Microenvironmental Regulation of Tumor-Derived Exosomes using a Tissue-Engineered Model

Cancer cells are typically studied in monolayers that do not provide the 3-dimensional microenvironment and signaling present in native tumors. The lack of specific cell-matrix interactions and stiffness of the substrate lead to changes in many cancer cell processes, including endo- and exocytosis. In recent years, there has been an increased interest in understanding how exosomes modulate the cancer cell microenvironment, after the discovery of their role in the pre-metastatic niche formation in the lung. However, despite the well-established importance of the microenvironment for cancer cell behavior, supernatants from monolayer cultures still represent the major source for isolation of tumor-derived exosomes, such that their microenvironmental regulation remains largely unknown.

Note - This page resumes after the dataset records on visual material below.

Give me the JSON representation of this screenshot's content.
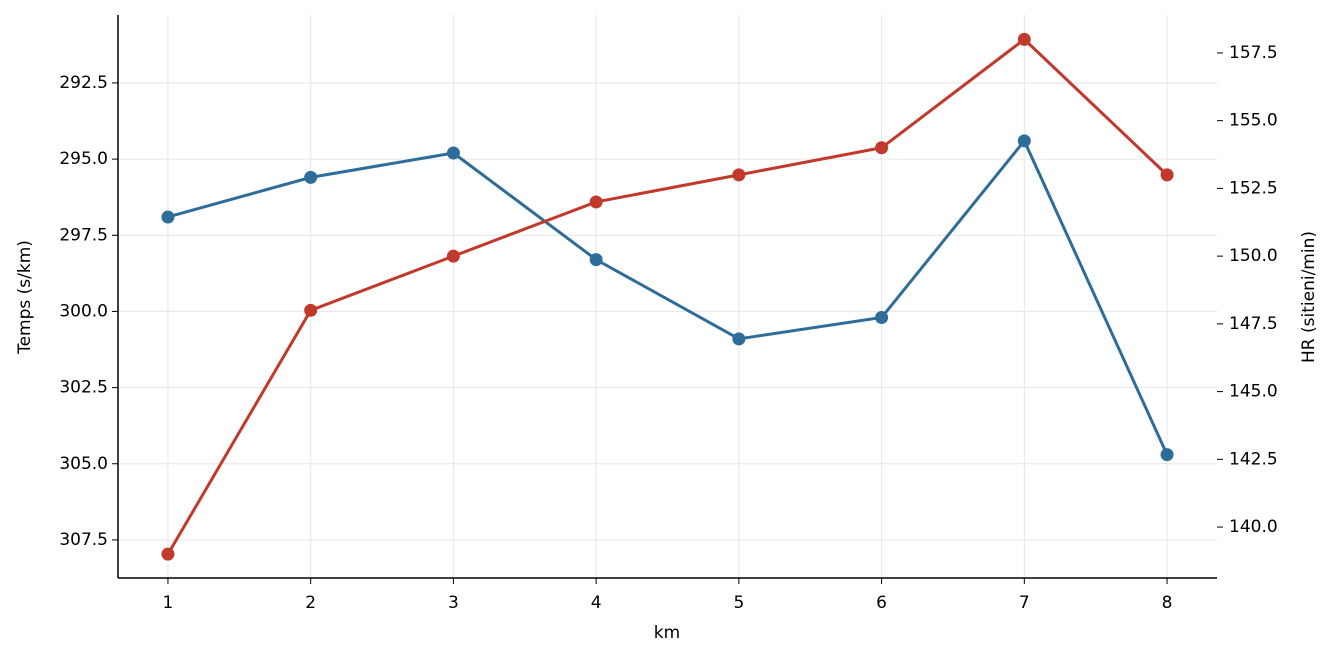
{
  "chart_data": {
    "type": "line",
    "x_label": "km",
    "y_label": "Temps (s/km)",
    "y2_label": "HR (sitieni/min)",
    "x": [
      1,
      2,
      3,
      4,
      5,
      6,
      7,
      8
    ],
    "xlim": [
      0.65,
      8.35
    ],
    "xticks": [
      1,
      2,
      3,
      4,
      5,
      6,
      7,
      8
    ],
    "ylim": [
      308.75,
      290.27
    ],
    "y_inverted": true,
    "yticks": [
      292.5,
      {
        "value": 295,
        "label": "295.0"
      },
      297.5,
      {
        "value": 300,
        "label": "300.0"
      },
      302.5,
      {
        "value": 305,
        "label": "305.0"
      },
      307.5
    ],
    "y2lim": [
      138.12,
      158.9
    ],
    "y2ticks": [
      {
        "value": 140,
        "label": "140.0"
      },
      142.5,
      {
        "value": 145,
        "label": "145.0"
      },
      147.5,
      {
        "value": 150,
        "label": "150.0"
      },
      152.5,
      {
        "value": 155,
        "label": "155.0"
      },
      157.5
    ],
    "grid": true,
    "series": [
      {
        "name": "Temps",
        "color": "#2e6d99",
        "values": [
          296.9,
          295.6,
          294.8,
          298.3,
          300.9,
          300.2,
          294.4,
          304.7
        ]
      },
      {
        "name": "HR",
        "color": "#c0392b",
        "axis": "y2",
        "values": [
          139,
          148,
          150,
          152,
          153,
          154,
          158,
          153
        ]
      }
    ]
  }
}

Bioengineering methods that have transformed the stem cell research and regenerative medicine are just starting to enter the field of cancer research. Our lab is making progress in replicating the physiological landscape of human tumors using 3-dimensional in vitro tissue models that contain the essential components necessary for recapitulating in vivo conditions. Here, we report the effects of the tumor microenvironment on exosomes, using a bioengineered tumor model of Ewing’s sarcoma as a clinically relevant example. To this end, we cultured cancer cells on 3-dimensional scaffolds that were designed to mimic the biological and mechanical properties of the native tumor. Our data confirm the role of the extracellular matrix in regulating tumor-derived exosomes and provide compelling evidences for a link between the stiffness, 3-dimensionality and composition of the environment and the size of exosomes. Notably, the size of exosomes released from the bioengineered tumor models were indistinguishable from those secreted into the plasma of patients, and significantly smaller than those secreted from cancer cell monolayers.